O entrevistador também pediu a Lavrov que comparasse o perigo de um confronto nuclear hoje com o vivido durante a Crise dos Mísseis Cubanos de 1962 entre os EUA e a União Soviética.
"Durante a crise dos mísseis cubanos não havia muitas regras escritas, mas as regras de conduta eram suficientemente claras. Moscou entendia como Washington estava se comportando. Washington entendia como Moscou estava se comportando. Agora restam poucas regras", disse Lavrov.
O ministro das Forças Armadas do Reino Unido disse que os comentários do ministro russo são apenas "bravata". "A marca registrada de Lavrov ao longo de 15 anos ou mais de que ele foi o secretário de Relações Exteriores da Rússia tem sido esse tipo de bravata.

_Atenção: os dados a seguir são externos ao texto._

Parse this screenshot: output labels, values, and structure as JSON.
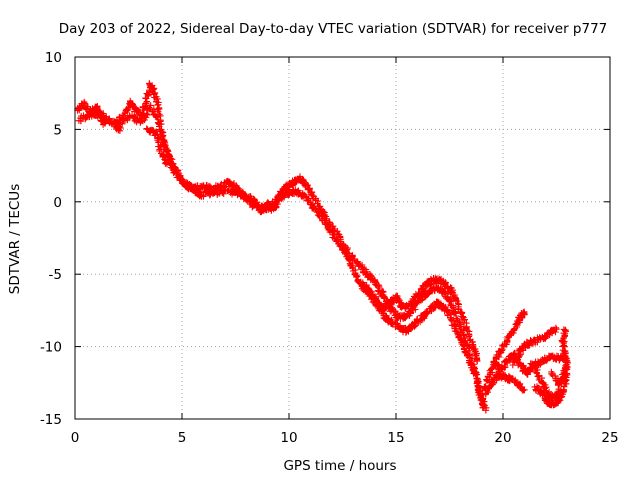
{
  "chart_data": {
    "type": "scatter",
    "title": "Day 203 of 2022, Sidereal Day-to-day VTEC variation (SDTVAR) for receiver p777",
    "xlabel": "GPS time / hours",
    "ylabel": "SDTVAR / TECUs",
    "xlim": [
      0,
      25
    ],
    "ylim": [
      -15,
      10
    ],
    "xticks": [
      0,
      5,
      10,
      15,
      20,
      25
    ],
    "yticks": [
      -15,
      -10,
      -5,
      0,
      5,
      10
    ],
    "xtick_labels": [
      "0",
      "5",
      "10",
      "15",
      "20",
      "25"
    ],
    "ytick_labels": [
      "-15",
      "-10",
      "-5",
      "0",
      "5",
      "10"
    ],
    "grid": true,
    "marker": "+",
    "color": "#ff0000",
    "series": [
      {
        "name": "SDTVAR",
        "segments": [
          [
            [
              0.1,
              6.4
            ],
            [
              0.4,
              6.8
            ],
            [
              0.7,
              6.2
            ],
            [
              1.0,
              6.5
            ],
            [
              1.3,
              5.9
            ],
            [
              1.6,
              5.6
            ],
            [
              1.9,
              5.3
            ],
            [
              2.1,
              4.9
            ]
          ],
          [
            [
              0.2,
              5.7
            ],
            [
              0.6,
              6.0
            ],
            [
              1.0,
              6.1
            ],
            [
              1.4,
              5.4
            ]
          ],
          [
            [
              1.9,
              5.4
            ],
            [
              2.3,
              6.1
            ],
            [
              2.6,
              6.8
            ],
            [
              2.8,
              6.4
            ],
            [
              3.1,
              5.9
            ],
            [
              3.3,
              6.8
            ],
            [
              3.5,
              8.1
            ],
            [
              3.7,
              7.6
            ],
            [
              3.9,
              6.4
            ],
            [
              4.1,
              4.3
            ],
            [
              4.4,
              3.1
            ],
            [
              4.7,
              2.2
            ],
            [
              5.0,
              1.5
            ],
            [
              5.3,
              1.1
            ],
            [
              5.6,
              0.9
            ]
          ],
          [
            [
              2.1,
              5.4
            ],
            [
              2.6,
              5.9
            ],
            [
              3.1,
              5.5
            ],
            [
              3.5,
              6.6
            ],
            [
              3.9,
              5.6
            ],
            [
              4.2,
              3.9
            ],
            [
              4.5,
              2.6
            ],
            [
              4.8,
              1.7
            ],
            [
              5.2,
              1.2
            ],
            [
              5.6,
              0.7
            ],
            [
              5.9,
              0.4
            ]
          ],
          [
            [
              3.4,
              5.0
            ],
            [
              3.8,
              4.7
            ],
            [
              4.0,
              3.6
            ],
            [
              4.3,
              2.6
            ]
          ],
          [
            [
              5.6,
              0.9
            ],
            [
              6.0,
              1.1
            ],
            [
              6.4,
              0.9
            ],
            [
              6.8,
              1.1
            ],
            [
              7.2,
              1.3
            ],
            [
              7.5,
              1.0
            ],
            [
              7.8,
              0.6
            ],
            [
              8.0,
              0.3
            ],
            [
              8.3,
              0.2
            ],
            [
              8.6,
              -0.4
            ],
            [
              8.9,
              -0.5
            ],
            [
              9.0,
              -0.2
            ],
            [
              9.2,
              -0.5
            ],
            [
              9.4,
              -0.3
            ],
            [
              9.6,
              0.6
            ],
            [
              9.9,
              1.1
            ],
            [
              10.2,
              1.3
            ],
            [
              10.5,
              1.6
            ],
            [
              10.8,
              1.2
            ],
            [
              11.1,
              0.5
            ],
            [
              11.5,
              -0.6
            ],
            [
              11.9,
              -1.5
            ],
            [
              12.3,
              -2.3
            ],
            [
              12.7,
              -3.3
            ],
            [
              13.1,
              -4.1
            ],
            [
              13.5,
              -4.7
            ],
            [
              13.8,
              -5.2
            ],
            [
              14.1,
              -5.7
            ],
            [
              14.4,
              -6.5
            ],
            [
              14.7,
              -7.3
            ],
            [
              15.0,
              -7.8
            ],
            [
              15.3,
              -8.0
            ],
            [
              15.6,
              -7.8
            ],
            [
              15.9,
              -7.2
            ],
            [
              16.2,
              -6.6
            ],
            [
              16.5,
              -6.2
            ],
            [
              16.8,
              -6.0
            ],
            [
              17.1,
              -6.1
            ],
            [
              17.4,
              -6.6
            ],
            [
              17.7,
              -7.4
            ],
            [
              18.0,
              -8.6
            ],
            [
              18.3,
              -9.8
            ],
            [
              18.6,
              -11.2
            ],
            [
              18.8,
              -12.4
            ],
            [
              19.0,
              -13.6
            ],
            [
              19.2,
              -14.4
            ]
          ],
          [
            [
              5.8,
              0.5
            ],
            [
              6.3,
              0.6
            ],
            [
              6.8,
              0.7
            ],
            [
              7.3,
              0.7
            ],
            [
              7.8,
              0.4
            ],
            [
              8.3,
              -0.2
            ],
            [
              8.7,
              -0.6
            ],
            [
              9.1,
              -0.4
            ],
            [
              9.5,
              0.2
            ],
            [
              9.9,
              0.6
            ],
            [
              10.3,
              0.7
            ],
            [
              10.7,
              0.4
            ],
            [
              11.1,
              -0.2
            ],
            [
              11.5,
              -1.1
            ],
            [
              11.9,
              -1.9
            ],
            [
              12.3,
              -2.8
            ],
            [
              12.7,
              -3.7
            ],
            [
              13.0,
              -4.6
            ],
            [
              13.3,
              -5.5
            ],
            [
              13.6,
              -6.1
            ],
            [
              13.9,
              -6.7
            ],
            [
              14.2,
              -7.3
            ],
            [
              14.5,
              -7.9
            ],
            [
              14.8,
              -8.3
            ],
            [
              15.1,
              -8.6
            ],
            [
              15.4,
              -8.9
            ],
            [
              15.7,
              -8.7
            ],
            [
              16.0,
              -8.3
            ],
            [
              16.3,
              -7.9
            ],
            [
              16.6,
              -7.4
            ],
            [
              16.9,
              -7.0
            ],
            [
              17.2,
              -7.2
            ],
            [
              17.5,
              -7.8
            ],
            [
              17.8,
              -8.8
            ],
            [
              18.1,
              -9.8
            ],
            [
              18.4,
              -10.9
            ],
            [
              18.7,
              -12.0
            ],
            [
              18.9,
              -13.2
            ],
            [
              19.1,
              -14.2
            ]
          ],
          [
            [
              13.5,
              -5.7
            ],
            [
              13.8,
              -6.3
            ],
            [
              14.1,
              -6.9
            ],
            [
              14.4,
              -7.4
            ],
            [
              14.7,
              -7.0
            ],
            [
              15.0,
              -6.6
            ],
            [
              15.3,
              -7.3
            ],
            [
              15.6,
              -7.1
            ],
            [
              15.9,
              -6.6
            ],
            [
              16.2,
              -6.1
            ],
            [
              16.5,
              -5.6
            ],
            [
              16.8,
              -5.4
            ],
            [
              17.1,
              -5.5
            ],
            [
              17.4,
              -5.8
            ],
            [
              17.7,
              -6.4
            ],
            [
              18.0,
              -7.6
            ],
            [
              18.3,
              -8.8
            ],
            [
              18.6,
              -10.0
            ],
            [
              18.8,
              -11.0
            ]
          ],
          [
            [
              19.1,
              -12.9
            ],
            [
              19.4,
              -11.8
            ],
            [
              19.7,
              -10.7
            ],
            [
              20.0,
              -10.1
            ],
            [
              20.3,
              -9.3
            ],
            [
              20.6,
              -8.6
            ],
            [
              20.8,
              -8.0
            ],
            [
              21.0,
              -7.7
            ]
          ],
          [
            [
              19.2,
              -13.2
            ],
            [
              19.5,
              -12.4
            ],
            [
              19.8,
              -11.9
            ],
            [
              20.1,
              -12.1
            ],
            [
              20.4,
              -12.3
            ],
            [
              20.7,
              -12.6
            ],
            [
              21.0,
              -13.0
            ]
          ],
          [
            [
              19.6,
              -11.1
            ],
            [
              19.9,
              -11.6
            ],
            [
              20.2,
              -11.0
            ],
            [
              20.5,
              -10.6
            ],
            [
              20.8,
              -11.3
            ],
            [
              21.1,
              -11.8
            ],
            [
              21.4,
              -11.5
            ]
          ],
          [
            [
              20.5,
              -11.2
            ],
            [
              20.8,
              -10.3
            ],
            [
              21.1,
              -9.8
            ],
            [
              21.5,
              -9.6
            ],
            [
              21.9,
              -9.4
            ],
            [
              22.2,
              -9.0
            ],
            [
              22.5,
              -8.8
            ]
          ],
          [
            [
              21.3,
              -11.2
            ],
            [
              21.7,
              -11.2
            ],
            [
              22.0,
              -10.8
            ],
            [
              22.4,
              -10.8
            ],
            [
              22.7,
              -10.8
            ],
            [
              22.9,
              -10.7
            ]
          ],
          [
            [
              21.5,
              -12.8
            ],
            [
              21.8,
              -13.2
            ],
            [
              22.1,
              -13.8
            ],
            [
              22.4,
              -14.0
            ],
            [
              22.7,
              -13.6
            ],
            [
              22.9,
              -12.6
            ],
            [
              23.0,
              -11.6
            ],
            [
              22.9,
              -10.6
            ],
            [
              22.8,
              -9.6
            ],
            [
              22.9,
              -8.9
            ]
          ],
          [
            [
              21.5,
              -11.6
            ],
            [
              21.8,
              -12.4
            ],
            [
              22.1,
              -13.3
            ],
            [
              22.4,
              -13.6
            ],
            [
              22.7,
              -13.0
            ]
          ],
          [
            [
              22.3,
              -11.8
            ],
            [
              22.6,
              -12.6
            ],
            [
              22.8,
              -12.1
            ],
            [
              23.0,
              -11.0
            ]
          ]
        ]
      }
    ]
  }
}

Não acho que agora haja uma ameaça iminente de escalada", disse James Heappey à BBC. "O que o Ocidente está fazendo para apoiar seus aliados na Ucrânia está muito bem calibrado." Questionado sobre a possibilidade de a Rússia usar uma arma nuclear tática, Heappey disse que achava que havia uma possibilidade "cada vez menor" desse tipo de escalada.

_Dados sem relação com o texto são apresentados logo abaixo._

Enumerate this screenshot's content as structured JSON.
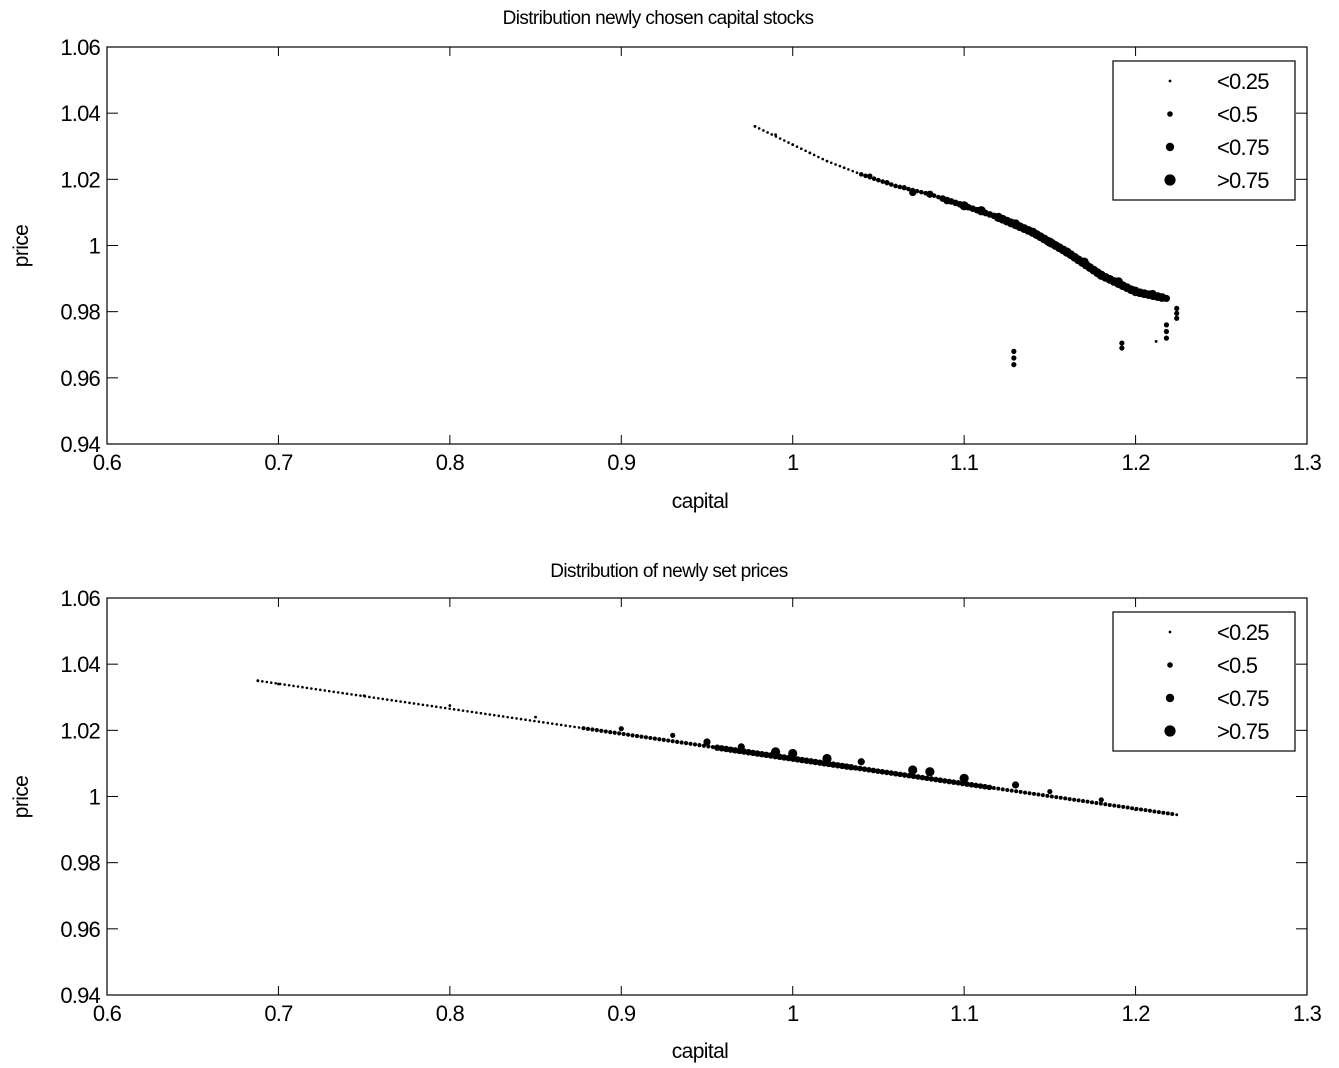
{
  "chart_data": [
    {
      "type": "scatter",
      "title": "Distribution newly chosen capital stocks",
      "xlabel": "capital",
      "ylabel": "price",
      "xlim": [
        0.6,
        1.3
      ],
      "ylim": [
        0.94,
        1.06
      ],
      "xticks": [
        "0.6",
        "0.7",
        "0.8",
        "0.9",
        "1",
        "1.1",
        "1.2",
        "1.3"
      ],
      "yticks": [
        "0.94",
        "0.96",
        "0.98",
        "1",
        "1.02",
        "1.04",
        "1.06"
      ],
      "grid": false,
      "legend_position": "top-right",
      "legend": [
        "<0.25",
        "<0.5",
        "<0.75",
        ">0.75"
      ],
      "curve": {
        "x": [
          0.978,
          1.0,
          1.02,
          1.04,
          1.06,
          1.08,
          1.1,
          1.12,
          1.14,
          1.16,
          1.18,
          1.2,
          1.218
        ],
        "y": [
          1.036,
          1.0305,
          1.0255,
          1.0215,
          1.018,
          1.0155,
          1.012,
          1.0085,
          1.004,
          0.998,
          0.991,
          0.986,
          0.984
        ]
      },
      "series": [
        {
          "name": "<0.25",
          "x": [
            0.978,
            0.99,
            1.0,
            1.01,
            1.02,
            1.03,
            1.04,
            1.212
          ],
          "y": [
            1.036,
            1.0335,
            1.0305,
            1.028,
            1.0255,
            1.0235,
            1.0215,
            0.971
          ]
        },
        {
          "name": "<0.5",
          "x": [
            1.045,
            1.055,
            1.065,
            1.129,
            1.129,
            1.129,
            1.192,
            1.192,
            1.218,
            1.218,
            1.218,
            1.224,
            1.224,
            1.224
          ],
          "y": [
            1.021,
            1.019,
            1.0175,
            0.968,
            0.966,
            0.964,
            0.9705,
            0.969,
            0.976,
            0.974,
            0.972,
            0.981,
            0.9795,
            0.978
          ]
        },
        {
          "name": "<0.75",
          "x": [
            1.07,
            1.08,
            1.09,
            1.2,
            1.21,
            1.218
          ],
          "y": [
            1.016,
            1.0155,
            1.0135,
            0.9865,
            0.9855,
            0.984
          ]
        },
        {
          "name": ">0.75",
          "x": [
            1.1,
            1.11,
            1.12,
            1.13,
            1.14,
            1.15,
            1.16,
            1.17,
            1.18,
            1.19
          ],
          "y": [
            1.012,
            1.0105,
            1.0085,
            1.0065,
            1.004,
            1.001,
            0.998,
            0.995,
            0.991,
            0.989
          ]
        }
      ]
    },
    {
      "type": "scatter",
      "title": "Distribution of newly set prices",
      "xlabel": "capital",
      "ylabel": "price",
      "xlim": [
        0.6,
        1.3
      ],
      "ylim": [
        0.94,
        1.06
      ],
      "xticks": [
        "0.6",
        "0.7",
        "0.8",
        "0.9",
        "1",
        "1.1",
        "1.2",
        "1.3"
      ],
      "yticks": [
        "0.94",
        "0.96",
        "0.98",
        "1",
        "1.02",
        "1.04",
        "1.06"
      ],
      "grid": false,
      "legend_position": "top-right",
      "legend": [
        "<0.25",
        "<0.5",
        "<0.75",
        ">0.75"
      ],
      "curve": {
        "x": [
          0.688,
          1.224
        ],
        "y": [
          1.035,
          0.9945
        ]
      },
      "series": [
        {
          "name": "<0.25",
          "x": [
            0.688,
            0.7,
            0.75,
            0.8,
            0.85,
            1.2,
            1.224
          ],
          "y": [
            1.035,
            1.034,
            1.0305,
            1.0275,
            1.024,
            0.996,
            0.9945
          ]
        },
        {
          "name": "<0.5",
          "x": [
            0.9,
            0.93,
            1.15,
            1.18
          ],
          "y": [
            1.0205,
            1.0185,
            1.0015,
            0.999
          ]
        },
        {
          "name": "<0.75",
          "x": [
            0.95,
            0.97,
            1.04,
            1.13
          ],
          "y": [
            1.0165,
            1.015,
            1.0105,
            1.0035
          ]
        },
        {
          "name": ">0.75",
          "x": [
            0.99,
            1.0,
            1.02,
            1.07,
            1.08,
            1.1
          ],
          "y": [
            1.0135,
            1.013,
            1.0115,
            1.008,
            1.0075,
            1.0055
          ]
        }
      ]
    }
  ]
}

Heappey disse que, embora a Otan esteja reforçando seu flanco leste, ela não está fornecendo ajuda militar. O governo britânico afirma que é incorreto colocar a guerra na Ucrânia como um esforço da Otan contra a Rússia.
"Isso não é um esforço da Otan, é uma comunidade de nações doadoras que estão fazendo contribuições bilaterais para os ucranianos e essa comunidade de doadores se estende muito além das fronteiras da Otan", disse o ministro britânico à BBC.
"Convém à narrativa do Kremlin afirmar que eles estão de alguma forma em confronto com a Otan. Eles estavam dizendo isso antes mesmo da guerra começar, mas isso não faz sentido e Lavrov sabe disso."
O ministro das Relações Exteriores da Ucrânia, Dmytro Kulebo, disse que os comentários de Lavrov são uma tentativa da Rússia de "assustar o mundo para que ele não apoie a Ucrânia". Ele disse no Twitter que "falar de um perigo 'real' de Terceira Guerra Mundial significa apenas que Moscou sente que será derrotada na Ucrânia".
O temor de uma escalada do conflito na Ucrânia para uma guerra nuclear ou até mesmo uma Terceira Guerra Mundial (envolvendo a Otan e a Rússia) é uma preocupação constante deste o começo da invasão.
Em março, dias depois do começo da invasão, o presidente russo, Vladimir Putin, disse que suas "forças de dissuasão" estavam prontas para combate — o que foi entendido como armas nucleares — no modo "prontas para o combate".
Isso levantou temores de que Moscou poderia usar armas nucleares "táticas" — que podem ser usadas em distâncias relativamente curtas. No entanto, até agora nada disso se confirmou. Na terça-feira (26/4), o primeiro-ministro britânico Boris Johnson foi perguntado se está preocupado com a possibilidade de o conflito na Ucrânia escalar ao nível nuclear. Ele respondeu: "Não".